船体の左右両玄のタンク(水槽)とこれらを結ぶダクトからなり,タンク内の流体が船の横揺れとともに運動するとき発生する偶力が,船体の横揺れを軽減するようくふうされたもの。1880年ごろより使われ始めている。ダクトが密閉されているか否か,ダクトが船内か船外か,またタンク内の流体の運動が制御されているか否かなどにより種々の形式が考案されている。タンク内の流体の運動が制御されていない受動型と,ポンプなどで強制的に流体を動かす能動型とでは減揺効果に顕著な相違がある。すなわち,受動型では船が横揺れ固有周期に近い周期で動揺するときは減揺効果が大きいが,横揺れ固有周期と著しく異なる周期で横揺れする場合には逆効果となり,横揺れ角がかえって大きくなるのに対し,能動型ではどのような周期の横揺れにも減揺効果がある利点を有する。ただし,能動型では船体の横揺れを検知しタンク内の流体を動かすための制御装置および動力装置が必要であるため,受動型に比べ装置が高価なものとなる。

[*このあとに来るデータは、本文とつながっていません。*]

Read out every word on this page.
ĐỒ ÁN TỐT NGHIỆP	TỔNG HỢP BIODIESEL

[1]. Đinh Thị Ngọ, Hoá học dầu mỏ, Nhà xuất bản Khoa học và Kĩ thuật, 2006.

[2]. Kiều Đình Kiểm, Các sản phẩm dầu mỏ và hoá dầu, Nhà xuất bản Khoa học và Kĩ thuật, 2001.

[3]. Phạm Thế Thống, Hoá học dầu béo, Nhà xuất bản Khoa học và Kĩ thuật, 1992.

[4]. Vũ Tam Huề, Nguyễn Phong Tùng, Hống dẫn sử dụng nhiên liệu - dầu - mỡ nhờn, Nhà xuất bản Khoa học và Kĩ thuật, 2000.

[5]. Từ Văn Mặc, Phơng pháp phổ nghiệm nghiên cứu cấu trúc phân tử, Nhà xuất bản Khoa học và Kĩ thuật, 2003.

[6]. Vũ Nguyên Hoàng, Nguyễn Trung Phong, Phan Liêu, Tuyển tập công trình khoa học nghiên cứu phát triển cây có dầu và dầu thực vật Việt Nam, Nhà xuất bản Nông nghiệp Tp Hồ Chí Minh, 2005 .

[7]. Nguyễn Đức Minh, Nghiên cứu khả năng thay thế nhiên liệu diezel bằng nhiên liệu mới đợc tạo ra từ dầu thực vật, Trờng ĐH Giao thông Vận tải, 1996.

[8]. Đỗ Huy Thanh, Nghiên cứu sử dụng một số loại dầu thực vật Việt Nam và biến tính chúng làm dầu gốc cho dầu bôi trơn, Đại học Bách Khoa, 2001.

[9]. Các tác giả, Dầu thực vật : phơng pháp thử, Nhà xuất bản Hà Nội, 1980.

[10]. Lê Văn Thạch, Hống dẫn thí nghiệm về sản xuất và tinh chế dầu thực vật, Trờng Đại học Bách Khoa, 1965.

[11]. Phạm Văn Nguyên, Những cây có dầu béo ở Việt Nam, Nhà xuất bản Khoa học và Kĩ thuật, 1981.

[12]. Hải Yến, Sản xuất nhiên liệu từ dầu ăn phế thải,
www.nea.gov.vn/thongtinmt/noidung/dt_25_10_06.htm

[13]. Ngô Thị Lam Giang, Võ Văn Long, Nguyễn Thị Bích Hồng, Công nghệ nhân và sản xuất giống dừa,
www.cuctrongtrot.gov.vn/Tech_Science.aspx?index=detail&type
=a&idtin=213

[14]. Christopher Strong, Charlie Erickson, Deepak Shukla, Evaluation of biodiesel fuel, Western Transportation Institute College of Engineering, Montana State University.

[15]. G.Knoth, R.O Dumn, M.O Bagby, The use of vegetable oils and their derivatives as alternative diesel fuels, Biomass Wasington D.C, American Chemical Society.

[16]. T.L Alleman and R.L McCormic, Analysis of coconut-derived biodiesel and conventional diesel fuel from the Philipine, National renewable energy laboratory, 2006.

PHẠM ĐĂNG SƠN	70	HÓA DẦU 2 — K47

ジャイロスタビライザーgyro-stabilizer

高速で回転するこま(ジャイロ)が,こまの軸と異なる第2の軸のまわりに回転するとき,こまの軸および第2の軸とも異なる第3の軸の方向にジャイロモーメントと呼ばれる偶力が発生し,こまを支える物体に作用する。この原理を利用した減揺装置がジャイロスタビライザーで,1906年に最初に実用に供された。ジャイロの軸を垂直に支える枠を,船体の左右水平軸のまわりに自由に回転できるようにしたもので,船の横揺れにより枠が水平軸のまわりに回転するので,その回転方向を船の横揺れの方向によって適宜切り換えれば,ジャイロの発生する偶力により横揺れを減ずることができる。その後,別の小さなジャイロで船体の横揺れ角速度を検出し,その信号によって主ジャイロに強制的に歳差運動を起こさせて主ジャイロの減揺効果を生む装置が発明されて急速に普及したが,装置自身が船内において占める容積が大きく,かつ,装置が高価なため,現在ではあまり使用されていない。

フィンスタビライザーfin-stabilizer

船体中央付近の左右両玄湾曲部に,翼形のひれ(フィンfin)を船体表面から海水中に突き出させたもの。航走中に船が横揺れすると,ひれにある迎え角で海水が流入して,横揺れを妨げる方向の揚力が発生する。このようなフィンスタビライザーは1923年,日本の元良信太郎によって発明され,対馬航路の睦丸などに装備されたのが最初である。元良式フィンスタビライザーでは,別の小さなジャイロで船の横揺れを検出し,それによってひれの迎え角を制御し,ひれの発生する揚力が常時,有効に減揺効果を生ずるようくふうされていた。この特許は36年イギリスのデニー・ブラウン社に譲渡され,第2次世界大戦中には多数の軍用船で使われた。その後,自動制御理論および自動制御用機器の発達に伴って改良が加えられ,客船,鉄道または自動車連絡船,コンテナー船などに装備された。ジャイロスタビライザーに比べ,装置の重量,容積が小さく,かつ価格も安いうえ,現在使用されている減揺装置の中ではもっとも減揺効果が大きいのが長所であるが,反面,船速の低下に伴い減揺効果が著しく減少する欠点がある。